Wow! How about asking me if I am pregnant? What could be the possible cause of my recent outbreak? Consultation is $5,000, so it would be nice to have a conversation with me surrounding the reason for my visit. Does she even bother to consider whether or not I could read when she handed me those long, everlasting articles? That explains why the patients took so long in her office!
I told her I would not be coming back for a peel because I didn't like the service there. I said her receptionist was quite crude and I didn't like the atmosphere.
Doctor: "This is not a spa where you are pampered as you walk through the door. This is not Jencare. I am not operating a spa and I will not open one. I am a doctor and patients come here to get their problems fixed. That is why I am here. I know the receptionist has a loud voice and may be stern, but we have a large volume of customers and she has to use a commander-style approach to control the crowd.

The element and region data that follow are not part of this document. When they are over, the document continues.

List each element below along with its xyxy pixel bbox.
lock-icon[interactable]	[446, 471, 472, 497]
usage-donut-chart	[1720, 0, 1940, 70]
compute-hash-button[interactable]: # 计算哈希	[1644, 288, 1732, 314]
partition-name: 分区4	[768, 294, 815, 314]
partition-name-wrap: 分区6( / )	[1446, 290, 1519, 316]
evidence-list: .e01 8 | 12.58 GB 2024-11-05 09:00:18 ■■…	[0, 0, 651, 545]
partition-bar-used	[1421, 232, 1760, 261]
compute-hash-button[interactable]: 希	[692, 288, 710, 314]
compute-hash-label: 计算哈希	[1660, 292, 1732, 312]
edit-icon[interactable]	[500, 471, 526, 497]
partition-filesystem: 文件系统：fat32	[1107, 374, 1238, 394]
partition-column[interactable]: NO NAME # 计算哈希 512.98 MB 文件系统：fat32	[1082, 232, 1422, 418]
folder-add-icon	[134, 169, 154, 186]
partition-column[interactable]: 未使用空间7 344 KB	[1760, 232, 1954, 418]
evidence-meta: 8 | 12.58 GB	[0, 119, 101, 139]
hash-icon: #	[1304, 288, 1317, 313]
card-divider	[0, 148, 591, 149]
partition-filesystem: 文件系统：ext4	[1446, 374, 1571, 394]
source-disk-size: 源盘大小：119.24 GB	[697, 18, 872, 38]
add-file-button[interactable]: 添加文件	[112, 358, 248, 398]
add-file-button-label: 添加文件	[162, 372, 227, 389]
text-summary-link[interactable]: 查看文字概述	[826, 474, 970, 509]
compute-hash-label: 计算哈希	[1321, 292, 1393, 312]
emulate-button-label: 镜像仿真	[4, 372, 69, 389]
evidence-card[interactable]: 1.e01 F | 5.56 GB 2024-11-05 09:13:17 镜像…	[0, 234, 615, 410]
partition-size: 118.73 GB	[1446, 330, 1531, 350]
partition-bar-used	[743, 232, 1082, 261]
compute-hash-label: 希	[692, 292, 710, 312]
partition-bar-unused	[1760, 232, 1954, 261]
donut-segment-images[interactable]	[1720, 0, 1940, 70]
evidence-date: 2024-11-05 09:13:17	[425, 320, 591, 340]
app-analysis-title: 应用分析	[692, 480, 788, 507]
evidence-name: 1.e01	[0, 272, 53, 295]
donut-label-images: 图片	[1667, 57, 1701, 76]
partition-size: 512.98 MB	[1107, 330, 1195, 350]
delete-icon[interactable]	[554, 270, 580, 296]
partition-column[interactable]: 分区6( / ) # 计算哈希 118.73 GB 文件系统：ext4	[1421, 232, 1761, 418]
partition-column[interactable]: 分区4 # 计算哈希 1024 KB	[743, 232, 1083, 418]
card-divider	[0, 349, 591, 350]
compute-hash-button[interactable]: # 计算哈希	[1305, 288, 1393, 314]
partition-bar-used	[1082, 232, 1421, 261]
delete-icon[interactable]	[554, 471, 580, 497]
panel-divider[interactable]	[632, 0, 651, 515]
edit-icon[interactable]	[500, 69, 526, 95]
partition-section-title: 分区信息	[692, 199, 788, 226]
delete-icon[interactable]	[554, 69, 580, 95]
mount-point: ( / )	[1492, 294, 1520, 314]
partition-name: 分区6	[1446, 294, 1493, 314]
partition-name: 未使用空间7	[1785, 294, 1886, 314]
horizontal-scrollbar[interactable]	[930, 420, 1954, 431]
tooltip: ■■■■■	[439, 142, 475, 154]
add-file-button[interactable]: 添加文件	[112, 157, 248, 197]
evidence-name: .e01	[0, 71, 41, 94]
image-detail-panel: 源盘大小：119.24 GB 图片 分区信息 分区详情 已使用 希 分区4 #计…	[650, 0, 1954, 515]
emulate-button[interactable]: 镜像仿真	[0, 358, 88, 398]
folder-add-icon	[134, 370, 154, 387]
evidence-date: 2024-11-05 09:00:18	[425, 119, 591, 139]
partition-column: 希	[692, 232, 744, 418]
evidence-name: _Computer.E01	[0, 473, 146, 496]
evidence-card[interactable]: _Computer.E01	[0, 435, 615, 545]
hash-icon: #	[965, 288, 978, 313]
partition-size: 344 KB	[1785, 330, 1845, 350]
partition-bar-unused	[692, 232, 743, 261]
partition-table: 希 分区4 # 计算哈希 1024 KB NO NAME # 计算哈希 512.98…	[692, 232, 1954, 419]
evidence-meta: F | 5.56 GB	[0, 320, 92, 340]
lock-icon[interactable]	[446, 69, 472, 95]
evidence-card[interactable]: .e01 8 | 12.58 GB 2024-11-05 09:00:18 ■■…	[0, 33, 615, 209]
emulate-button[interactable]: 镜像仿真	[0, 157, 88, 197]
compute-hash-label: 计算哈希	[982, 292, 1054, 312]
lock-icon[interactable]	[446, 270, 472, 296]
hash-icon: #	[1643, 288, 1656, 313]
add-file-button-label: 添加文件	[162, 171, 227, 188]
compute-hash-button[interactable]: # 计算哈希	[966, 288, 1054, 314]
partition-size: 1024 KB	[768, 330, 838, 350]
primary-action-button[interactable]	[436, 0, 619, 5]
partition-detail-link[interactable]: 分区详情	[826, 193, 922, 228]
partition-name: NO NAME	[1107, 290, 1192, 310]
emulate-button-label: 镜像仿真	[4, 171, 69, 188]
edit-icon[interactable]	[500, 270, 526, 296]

Mr Editor, I was most surprised by her comments. Here I am spending a total of $13,150 to be insulted by a doctor and her crude receptionist, who no doubt has used her commander style on several other patients, who may be paying even more than I.
How can this be right? Is this the society that we live in, that despite paying for services, there isn't a real need for the owners of businesses to 'serve'us.
I wonder if the majority of the patients were of a similar descent to that of the doctor, if she would still use her commander-style approach with them? Is it that my Jamaican black brothers and sisters are only entitled to harsh and inhumane treatment from business owners who are of the opinion that they are doing us a favour?
Bad customer experience must be highlighted. After all, we have a choice of whether or not we do business with you.